Refrigerate shrimp in cling wrap or airtight containers in the coldest part of the refrigerator. Keep your refrigerator at 32 to 38 degrees F. For best flavor and quality, use fresh shrimp within one to two days. Cooked shrimp can be refrigerated 3 to 4 days.
Place frozen shrimp in home freezer immediately after purchase until ready to use. Keep freezer at 0 degrees F or below.
If purchasing raw shrimp for freezing, twist off the heads. Place headless, shell-on shrimp in freezer bags with ice water. Expel air and seal bags. Spread bas out in freezer for quick freezing. Shrimp maintain their quality for twelve months.
Thaw frozen shrimp in the refrigerator overnight.
Cooked shrimp can be refrigerated 3 to 4 days.
Shrimp can be cooked with the shell and head still on, which can both be removed after cooking, or the shell and head can be removed before cooking.
Shrimp can be cooked with the shell and head still on, which can both be removed after cooking, or the shell and head can be removed before cooking. If possible try to cook shrimp with the shell intact, as this will ensure a stronger and tastier flavor, with extra moisture added from the shell.
Deveining the shrimp is a matter of taste. Some people choose to remove the black “vein” that runs along the back of the shrimp. These veins are in fact edible but can sometimes taste gritty, particularly with larger shrimp. While it isn’t necessary to remove the vein, some people say the shrimp look and taste better when de-veined.
- Shrimp cook well in or out of their shells, but they’re easier to de-vein before cooking.
- Run the de-veiner or the tip of a small knife down the back of the shrimp.

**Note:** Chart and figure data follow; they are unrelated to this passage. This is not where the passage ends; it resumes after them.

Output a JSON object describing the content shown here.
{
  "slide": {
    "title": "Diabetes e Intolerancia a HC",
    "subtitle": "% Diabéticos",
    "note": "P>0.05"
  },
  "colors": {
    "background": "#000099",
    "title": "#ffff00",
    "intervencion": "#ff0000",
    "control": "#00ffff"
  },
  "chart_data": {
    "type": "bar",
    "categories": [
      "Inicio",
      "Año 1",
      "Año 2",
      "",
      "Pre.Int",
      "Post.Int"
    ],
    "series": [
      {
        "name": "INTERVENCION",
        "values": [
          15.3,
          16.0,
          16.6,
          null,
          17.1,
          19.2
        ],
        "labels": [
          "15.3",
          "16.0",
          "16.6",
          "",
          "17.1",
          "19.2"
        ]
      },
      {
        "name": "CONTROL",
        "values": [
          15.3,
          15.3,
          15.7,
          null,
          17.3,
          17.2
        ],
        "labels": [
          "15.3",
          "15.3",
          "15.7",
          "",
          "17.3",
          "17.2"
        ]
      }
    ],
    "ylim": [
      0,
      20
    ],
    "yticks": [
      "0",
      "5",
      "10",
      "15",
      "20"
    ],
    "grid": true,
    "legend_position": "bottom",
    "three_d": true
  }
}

This will allow you to remove the vein.
- You may remove the shell at this time or boil with shell on and remove after cooking.
- If frying, shell should be removed first.
- You can de-vein shrimp while leaving the shell on (the shell adds flavor and can protect the meat if you’re grilling the shrimp.)
One pound of head-on white shrimp will yield .649 pounds after deheading.
One pound of head-on brown shrimp will yield .621 pounds after deheading.
Because shrimp freeze extremely well, product is available year-round.
White shrimp are caught fresh April through December.
Brown shrimp are caught fresh April through February.